Naturally, we can still expect seasonal rushes on particular footwear types (such as August being the peak for children’s school shoes and summer weddings causing increased purchases in formal footwear), but thanks to both fashion and function, athletic and casual footwear is here to stay.


What does this mean for retailers?

Footwear retailers, particularly brands such as Schuh or Office, need to maintain visibility and performance around non-owned brands.

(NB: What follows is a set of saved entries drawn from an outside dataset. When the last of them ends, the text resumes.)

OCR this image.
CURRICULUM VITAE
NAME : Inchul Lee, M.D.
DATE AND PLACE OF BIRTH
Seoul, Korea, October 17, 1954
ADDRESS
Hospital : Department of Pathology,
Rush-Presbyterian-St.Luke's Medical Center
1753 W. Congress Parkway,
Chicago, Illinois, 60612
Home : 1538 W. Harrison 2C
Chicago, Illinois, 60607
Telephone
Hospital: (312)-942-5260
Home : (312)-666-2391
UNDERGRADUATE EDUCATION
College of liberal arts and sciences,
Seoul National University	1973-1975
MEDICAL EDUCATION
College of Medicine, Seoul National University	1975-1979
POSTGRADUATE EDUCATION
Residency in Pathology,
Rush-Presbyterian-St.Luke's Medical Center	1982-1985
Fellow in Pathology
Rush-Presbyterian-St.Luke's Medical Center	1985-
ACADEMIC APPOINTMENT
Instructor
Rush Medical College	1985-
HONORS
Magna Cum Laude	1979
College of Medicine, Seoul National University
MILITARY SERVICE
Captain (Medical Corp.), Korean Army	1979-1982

While we can see that Adidas and Nike hold significant shares in the total number of athletic footwear consumers (7.7m and 5.6m respectively), retailers stocking these brands must ensure they can capitalise on brand interest to drive sales over, not only Nike and Adidas’s own retail efforts but similar re-selling rivals in the footwear space.


So what can footwear retailers do to win their fair share?

So, what can all footwear retailers do to ensure they’re making the most of this increase in interest in athletic and comfortable footwear?

  • Retailers such as Schuh or Office should be focusing on how they advertise and optimise for sector-leading brands such as Adidas, Nike, and Puma, in order to capitalise on brand awareness.
  • Adidas, Nike, and other sportswear brands themselves must ensure they make the most of their owned brand keywords and be able to compete with one another to come out on top.
  • Sports brands should continue to focus on improving brand awareness in both the sportswear and fashion sectors, ensuring they are a footwear option for both activewear and day-to-day fashion.